Fortran: can’t get no leading zero

2008-08-28

Perhaps someone who eats Fortran for breakfast can help me.

Is it really the case that there’s no way (in (portable) Fortran) to format a floating point number so that it has as many leading zeros as are necessary to fill the field?

Imagine I wanted to output something like ISO 6709 and have the location of Sheffield displayed as:

+53.40-001.50

In Python (using C’s syntax) this is just '%+06.2f%+07.2f' % (lat,lon).

Can I really not do this in Fortran? Surely I have just missed something.

      WRITE(*,'(SP,F6.2,F7.2)')LAT,LON

gives me:

+53.40 -1.50

which is not what I wanted at all. I (half humourously) tried F06.2,F07.2 but that doesn’t work.

If true, it’s absolutely unforgivable.

16 Responses to “Fortran: can’t get no leading zero”

  1. Nick Barnes Says:

    BZ?

  2. drj11 Says:

    Yeah. Tried that. NBG. Apparently that only does anything useful for input.

  3. Nick Barnes Says:

    http://www.fortran.com/fortran/F77_std/rjcnf0001-sh-13.html
    It looks as if you can prefill the output field with zeroes and then go back and write the number over it. Something like 6′0′,TL6,F6.2
    Yuck.

  4. Gareth Rees Says:

    Presumably you figured out how to do this anyway, right?

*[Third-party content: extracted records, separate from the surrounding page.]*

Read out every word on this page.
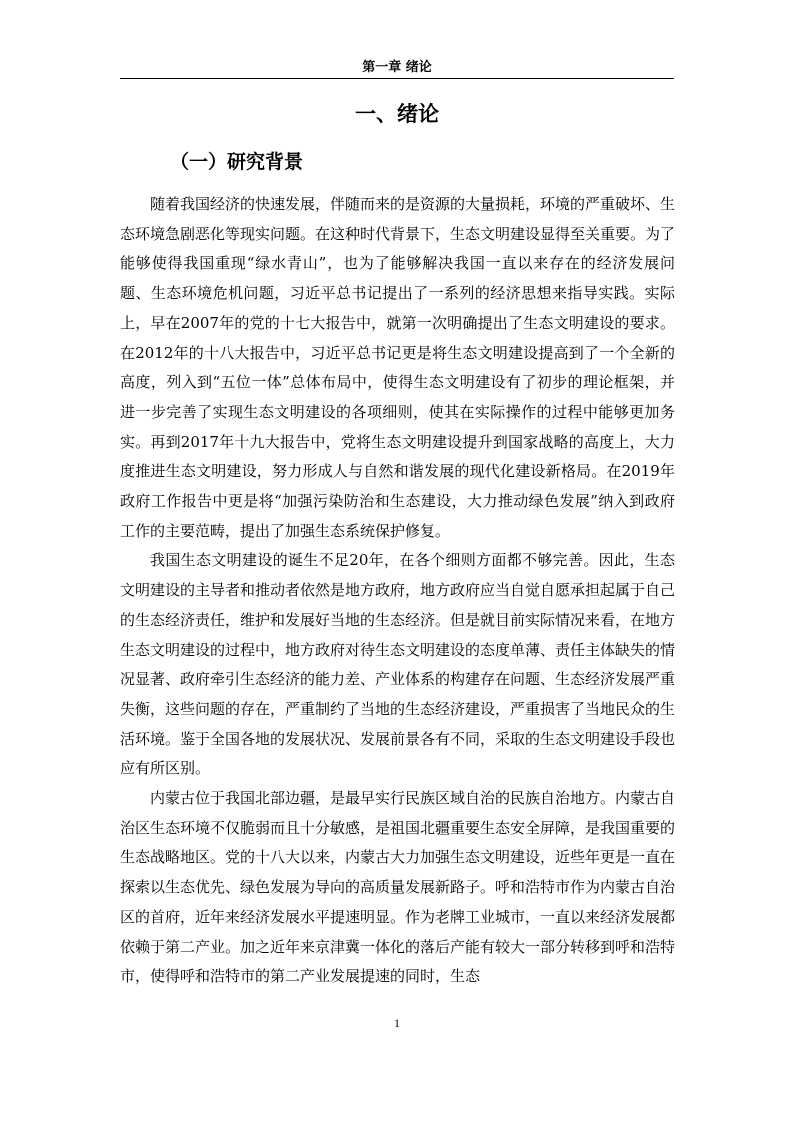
第一章 绪论
一、绪论
（一）研究背景

随着我国经济的快速发展，伴随而来的是资源的大量损耗，环境的严重破坏、生态环境急剧恶化等现实问题。在这种时代背景下，生态文明建设显得至关重要。为了能够使得我国重现“绿水青山”，也为了能够解决我国一直以来存在的经济发展问题、生态环境危机问题，习近平总书记提出了一系列的经济思想来指导实践。实际上，早在2007年的党的十七大报告中，就第一次明确提出了生态文明建设的要求。在2012年的十八大报告中，习近平总书记更是将生态文明建设提高到了一个全新的高度，列入到“五位一体”总体布局中，使得生态文明建设有了初步的理论框架，并进一步完善了实现生态文明建设的各项细则，使其在实际操作的过程中能够更加务实。再到2017年十九大报告中，党将生态文明建设提升到国家战略的高度上，大力度推进生态文明建设，努力形成人与自然和谐发展的现代化建设新格局。在2019年政府工作报告中更是将“加强污染防治和生态建设，大力推动绿色发展”纳入到政府工作的主要范畴，提出了加强生态系统保护修复。

我国生态文明建设的诞生不足20年，在各个细则方面都不够完善。因此，生态文明建设的主导者和推动者依然是地方政府，地方政府应当自觉自愿承担起属于自己的生态经济责任，维护和发展好当地的生态经济。但是就目前实际情况来看，在地方生态文明建设的过程中，地方政府对待生态文明建设的态度单薄、责任主体缺失的情况显著、政府牵引生态经济的能力差、产业体系的构建存在问题、生态经济发展严重失衡，这些问题的存在，严重制约了当地的生态经济建设，严重损害了当地民众的生活环境。鉴于全国各地的发展状况、发展前景各有不同，采取的生态文明建设手段也应有所区别。

内蒙古位于我国北部边疆，是最早实行民族区域自治的民族自治地方。内蒙古自治区生态环境不仅脆弱而且十分敏感，是祖国北疆重要生态安全屏障，是我国重要的生态战略地区。党的十八大以来，内蒙古大力加强生态文明建设，近些年更是一直在探索以生态优先、绿色发展为导向的高质量发展新路子。呼和浩特市作为内蒙古自治区的首府，近年来经济发展水平提速明显。作为老牌工业城市，一直以来经济发展都依赖于第二产业。加之近年来京津冀一体化的落后产能有较大一部分转移到呼和浩特市，使得呼和浩特市的第二产业发展提速的同时，生态

1
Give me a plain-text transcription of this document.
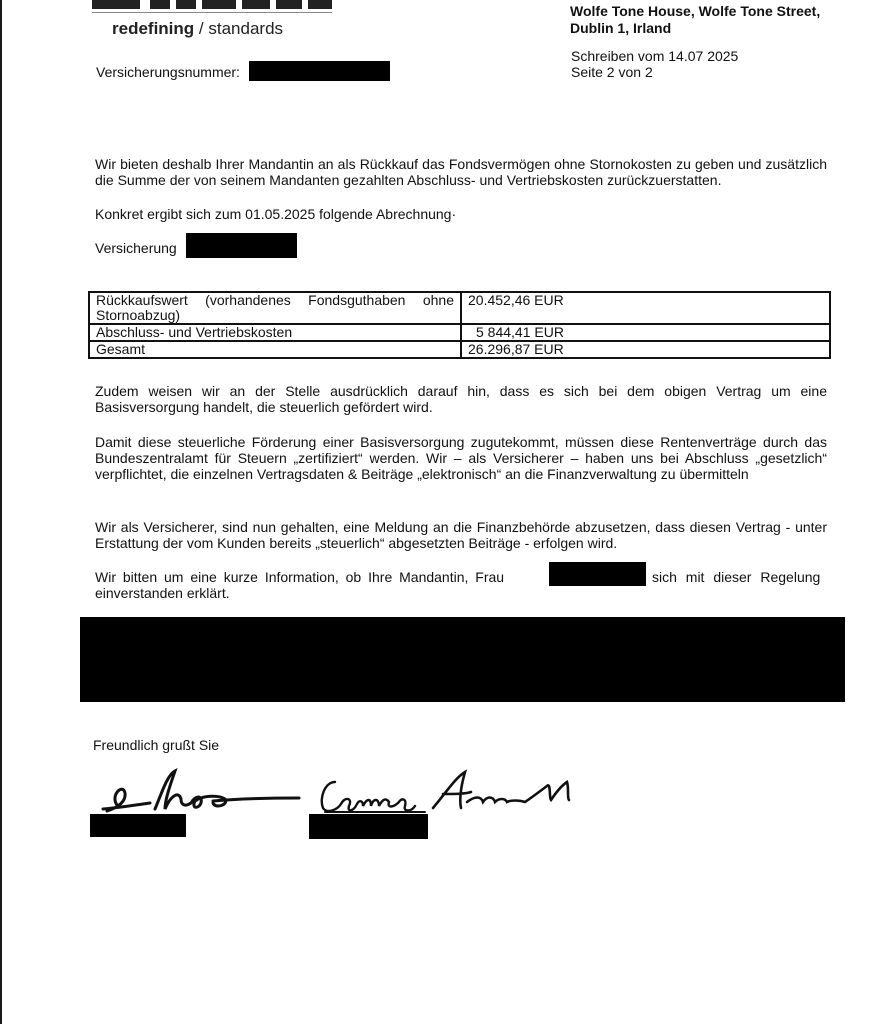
redefining / standards
Wolfe Tone House, Wolfe Tone Street,
Dublin 1, Irland
Schreiben vom 14.07 2025
Seite 2 von 2
Versicherungsnummer:
Wir bieten deshalb Ihrer Mandantin an als Rückkauf das Fondsvermögen ohne Stornokosten zu geben und zusätzlich die Summe der von seinem Mandanten gezahlten Abschluss- und Vertriebskosten zurückzuerstatten.
Konkret ergibt sich zum 01.05.2025 folgende Abrechnung·
Versicherung
Rückkaufswert (vorhandenes Fondsguthaben ohne Stornoabzug)	20.452,46 EUR
Abschluss- und Vertriebskosten	5 844,41 EUR
Gesamt	26.296,87 EUR
Zudem weisen wir an der Stelle ausdrücklich darauf hin, dass es sich bei dem obigen Vertrag um eine Basisversorgung handelt, die steuerlich gefördert wird.
Damit diese steuerliche Förderung einer Basisversorgung zugutekommt, müssen diese Rentenverträge durch das Bundeszentralamt für Steuern „zertifiziert“ werden. Wir – als Versicherer – haben uns bei Abschluss „gesetzlich“ verpflichtet, die einzelnen Vertragsdaten & Beiträge „elektronisch“ an die Finanzverwaltung zu übermitteln
Wir als Versicherer, sind nun gehalten, eine Meldung an die Finanzbehörde abzusetzen, dass diesen Vertrag - unter Erstattung der vom Kunden bereits „steuerlich“ abgesetzten Beiträge - erfolgen wird.
Wir bitten um eine kurze Information, ob Ihre Mandantin, Frau	sich mit dieser Regelung
einverstanden erklärt.
Freundlich grußt Sie
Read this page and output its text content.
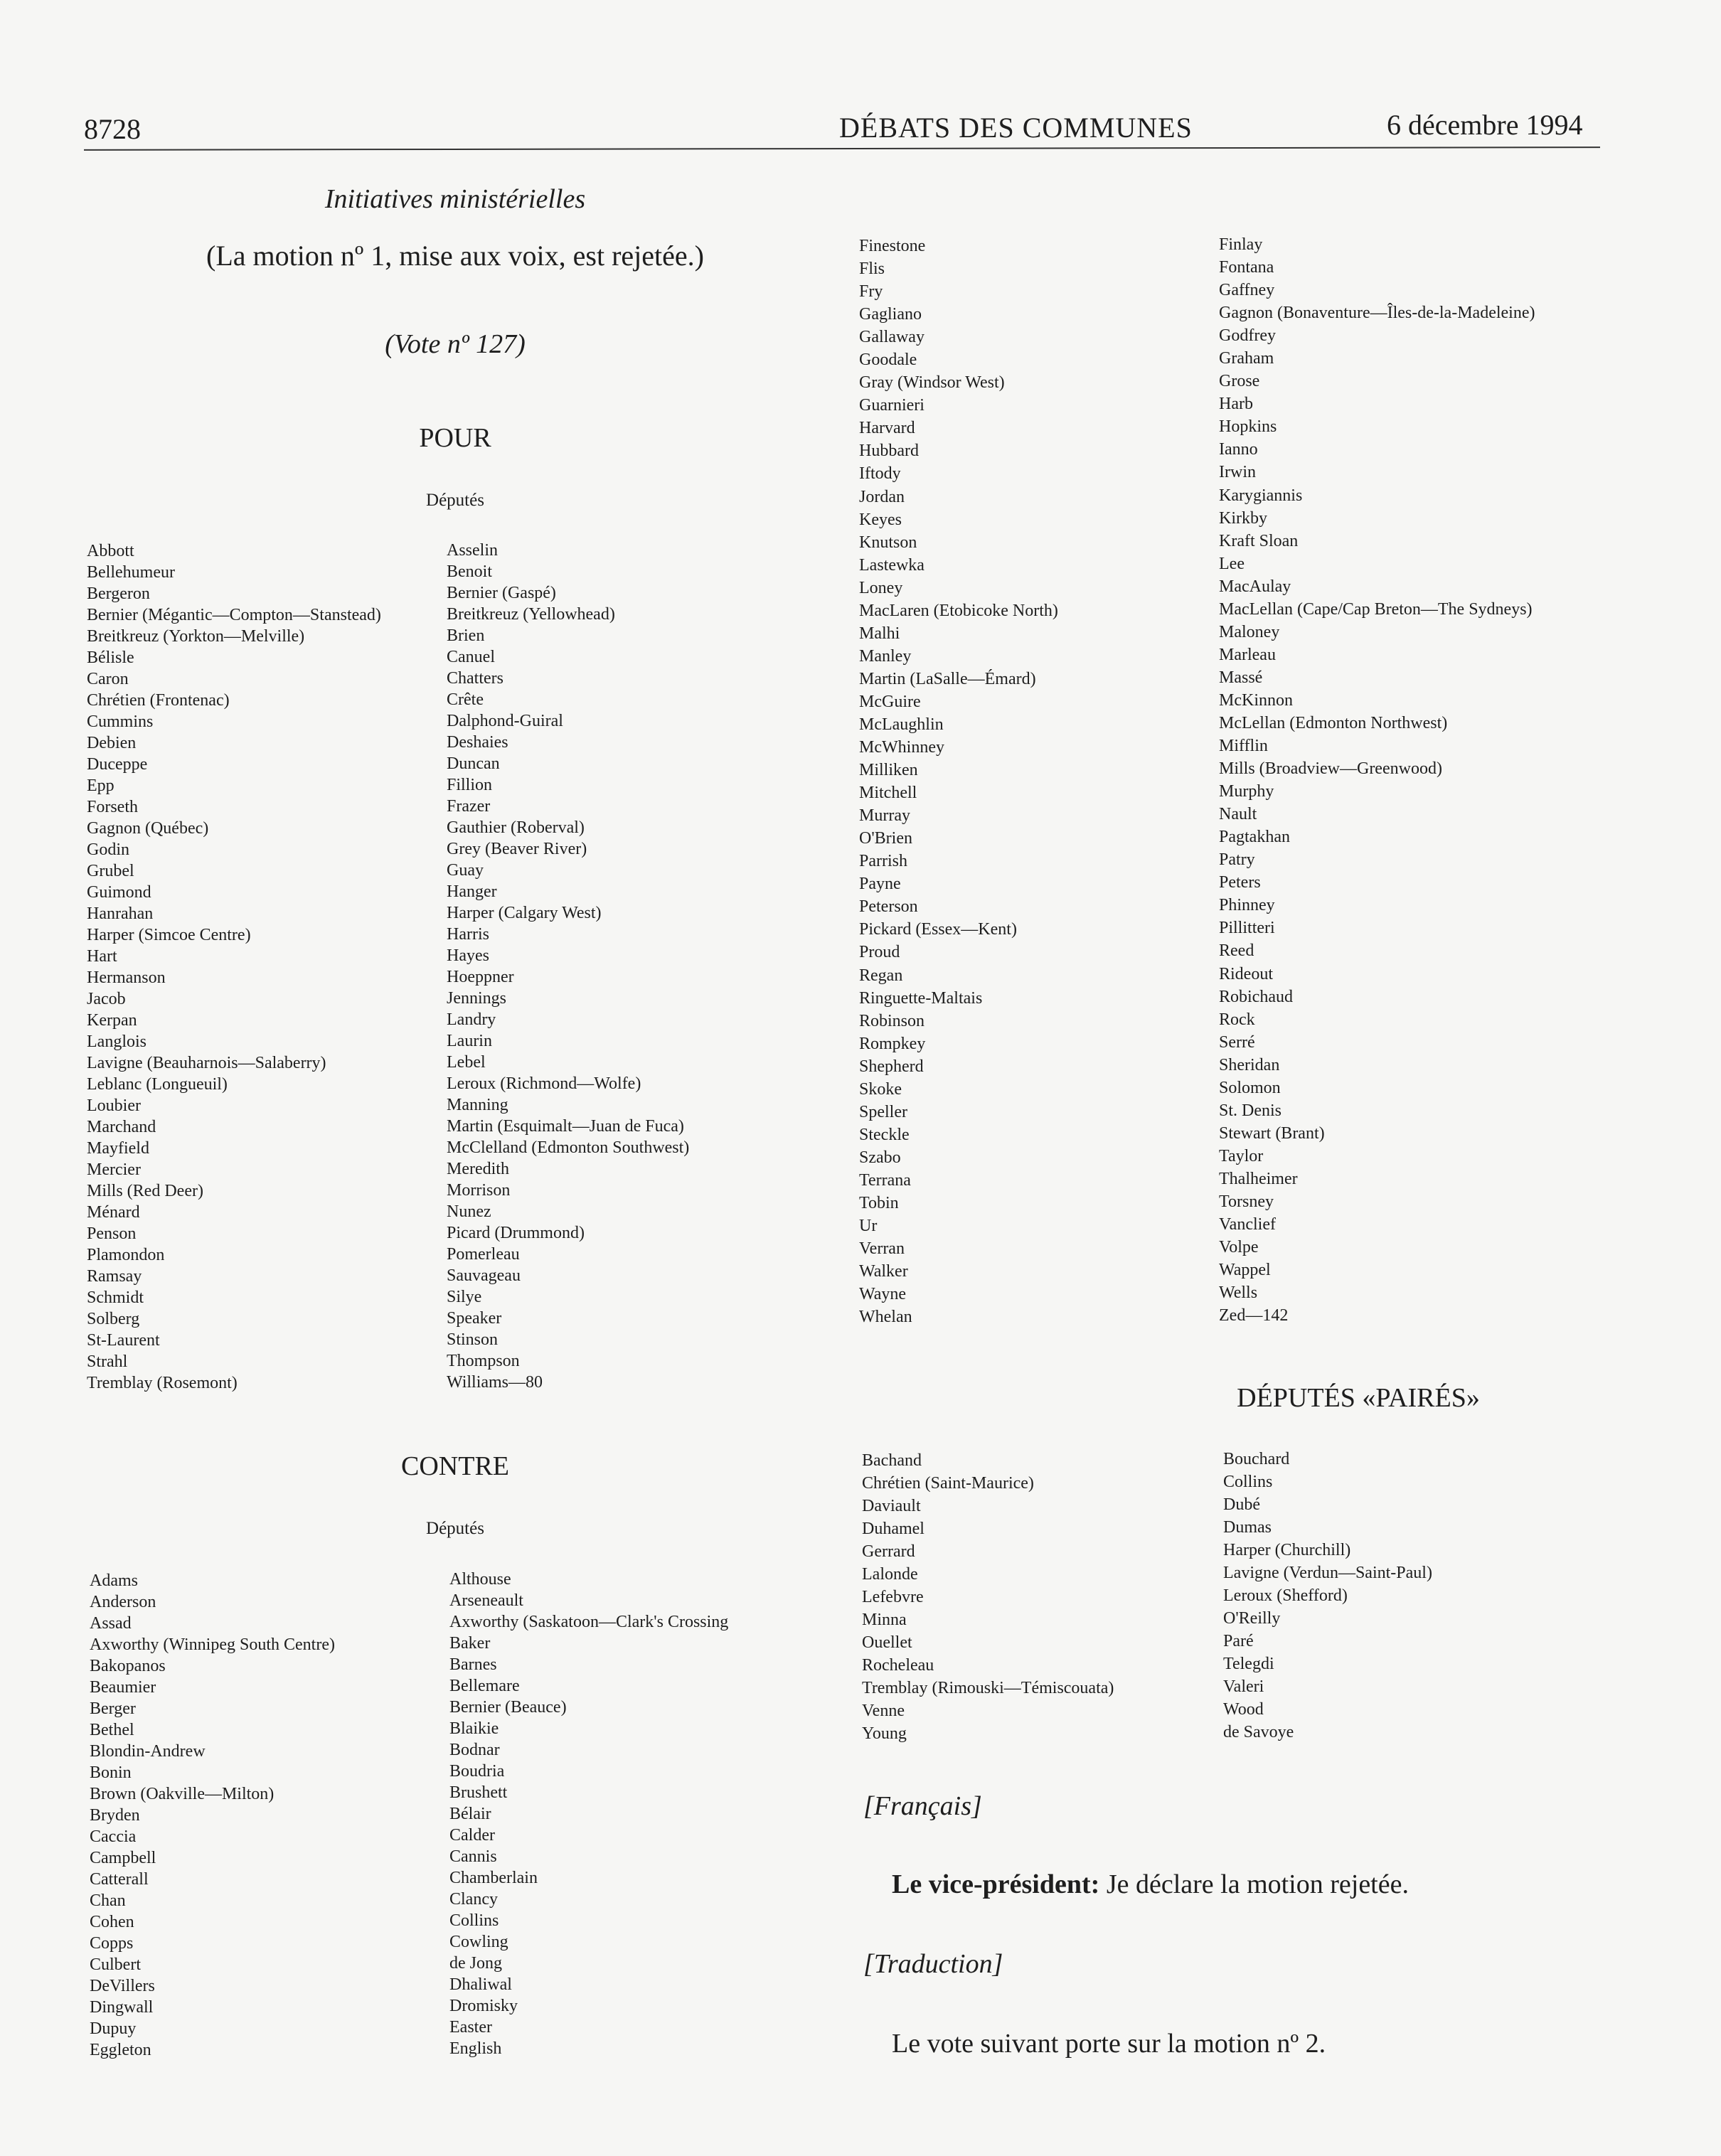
8728	DÉBATS DES COMMUNES	6 décembre 1994
Initiatives ministérielles
(La motion nº 1, mise aux voix, est rejetée.)
(Vote nº 127)
POUR
Députés
Abbott
Bellehumeur
Bergeron
Bernier (Mégantic—Compton—Stanstead)
Breitkreuz (Yorkton—Melville)
Bélisle
Caron
Chrétien (Frontenac)
Cummins
Debien
Duceppe
Epp
Forseth
Gagnon (Québec)
Godin
Grubel
Guimond
Hanrahan
Harper (Simcoe Centre)
Hart
Hermanson
Jacob
Kerpan
Langlois
Lavigne (Beauharnois—Salaberry)
Leblanc (Longueuil)
Loubier
Marchand
Mayfield
Mercier
Mills (Red Deer)
Ménard
Penson
Plamondon
Ramsay
Schmidt
Solberg
St-Laurent
Strahl
Tremblay (Rosemont)
Asselin
Benoit
Bernier (Gaspé)
Breitkreuz (Yellowhead)
Brien
Canuel
Chatters
Crête
Dalphond-Guiral
Deshaies
Duncan
Fillion
Frazer
Gauthier (Roberval)
Grey (Beaver River)
Guay
Hanger
Harper (Calgary West)
Harris
Hayes
Hoeppner
Jennings
Landry
Laurin
Lebel
Leroux (Richmond—Wolfe)
Manning
Martin (Esquimalt—Juan de Fuca)
McClelland (Edmonton Southwest)
Meredith
Morrison
Nunez
Picard (Drummond)
Pomerleau
Sauvageau
Silye
Speaker
Stinson
Thompson
Williams—80
CONTRE
Députés
Adams
Anderson
Assad
Axworthy (Winnipeg South Centre)
Bakopanos
Beaumier
Berger
Bethel
Blondin-Andrew
Bonin
Brown (Oakville—Milton)
Bryden
Caccia
Campbell
Catterall
Chan
Cohen
Copps
Culbert
DeVillers
Dingwall
Dupuy
Eggleton
Althouse
Arseneault
Axworthy (Saskatoon—Clark's Crossing
Baker
Barnes
Bellemare
Bernier (Beauce)
Blaikie
Bodnar
Boudria
Brushett
Bélair
Calder
Cannis
Chamberlain
Clancy
Collins
Cowling
de Jong
Dhaliwal
Dromisky
Easter
English
Finestone
Flis
Fry
Gagliano
Gallaway
Goodale
Gray (Windsor West)
Guarnieri
Harvard
Hubbard
Iftody
Jordan
Keyes
Knutson
Lastewka
Loney
MacLaren (Etobicoke North)
Malhi
Manley
Martin (LaSalle—Émard)
McGuire
McLaughlin
McWhinney
Milliken
Mitchell
Murray
O'Brien
Parrish
Payne
Peterson
Pickard (Essex—Kent)
Proud
Regan
Ringuette-Maltais
Robinson
Rompkey
Shepherd
Skoke
Speller
Steckle
Szabo
Terrana
Tobin
Ur
Verran
Walker
Wayne
Whelan
Finlay
Fontana
Gaffney
Gagnon (Bonaventure—Îles-de-la-Madeleine)
Godfrey
Graham
Grose
Harb
Hopkins
Ianno
Irwin
Karygiannis
Kirkby
Kraft Sloan
Lee
MacAulay
MacLellan (Cape/Cap Breton—The Sydneys)
Maloney
Marleau
Massé
McKinnon
McLellan (Edmonton Northwest)
Mifflin
Mills (Broadview—Greenwood)
Murphy
Nault
Pagtakhan
Patry
Peters
Phinney
Pillitteri
Reed
Rideout
Robichaud
Rock
Serré
Sheridan
Solomon
St. Denis
Stewart (Brant)
Taylor
Thalheimer
Torsney
Vanclief
Volpe
Wappel
Wells
Zed—142
DÉPUTÉS «PAIRÉS»
Bachand
Chrétien (Saint-Maurice)
Daviault
Duhamel
Gerrard
Lalonde
Lefebvre
Minna
Ouellet
Rocheleau
Tremblay (Rimouski—Témiscouata)
Venne
Young
Bouchard
Collins
Dubé
Dumas
Harper (Churchill)
Lavigne (Verdun—Saint-Paul)
Leroux (Shefford)
O'Reilly
Paré
Telegdi
Valeri
Wood
de Savoye
[Français]
Le vice-président: Je déclare la motion rejetée.
[Traduction]
Le vote suivant porte sur la motion nº 2.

    WRITE (*,’(SP,i3.2,SS,f3.2,SP,i4.3,SS,f3.2)’) FLOOR(LAT), (LAT – FLOOR(LAT)), FLOOR(LON), (LON – FLOOR(LON))

  5. Gareth Rees Says:

    Oops: that only handles positive values of LAT and LON. So maybe something like

    WRITE (*,’(SP,i3.2,SS,f3.2,SP,i4.3,SS,f3.2)’) FLOOR(AINT(LAT)), ABS(LAT – AINT(LAT)), FLOOR(AINT(LON)), ABS((LON – AINT(LON)))

  6. Gareth Rees Says:

    No, that doesn’t work for values with modulus less than 1.

    OK, I have no idea how to do this in just one WRITE statement.

  7. Gareth Rees Says:

    So how about this (X is a dummy REAL variable needed for the SIGN procedure to work):

    WRITE (*,’(SP,f3.0,TL2,SS,i2.2,f3.2,SP,f3.0,TL2,SS,i3.3,f3.2)’) &
    SIGN(X,LAT),FLOOR(ABS(LAT)),ABS(LAT-AINT(LAT)),SIGN(X,LON),FLOOR(ABS(LON)),ABS(LON-AINT(LON))

  8. Gareth Rees Says:

    Not sure that was worth forty minutes’ effort.

  9. Nick Barnes Says:

    Hmm. I posted a reply here but it doesn’t seem to have appeared. You can pre-fill the field with zeroes and then use TL to go back and write the value.

  10. drj11 Says:

    @Nick: I have recovered your comment from the spam trap.

    I still have to get the sign right and in the right place, but clearly I can do that with more TLing. Gak.

  11. drj11 Says:

    Bottom line: I didn’t miss an easy fix.

  12. Gareth Rees Says:

    When I try Nick’s recipe, it doesn’t work because the spaces generated by the F output control overwrite the zeros. For example, when I run this statement in GNU Fortran 4.4.0:

    WRITE (*,”(’000000′,TL5,f6.2)”) -45.2

    I get the output:

    0-45.20

    (Hence my recipe of 2008-08-30 at 11:37:40, which outputs the sign, integer part, and fractional part in separate controls.)

  13. Gareth Rees Says:

    No, that wasn’t what I meant to write. I meant that the sign goes in the wrong place.

    Not my day today.

  14. Rich Says:

    Ugly but easy:

    program spike
    character title*16
    double precision t

    t=3.1415926535

    write(title(1:8),’(f8.2)’) t
    write(title(1:5),’(i5.5)’) nint(t)
    write(*,*) title
    end

    • Oliver A Says:

      Shorter, does the (same) trick in one line:

      t = 3.14159
      write(*,’(F8.2,TL8,I5.5)’) t, nint(t)

      Oliver

      • drj11 Says:

        Funny. But don’t, whatever you do, try it with 2.718. NINT indeed.

        And I’m not just being snarky, this is a genuine problem. I’m not a Fortran expert and I do not know what the correct coercion is.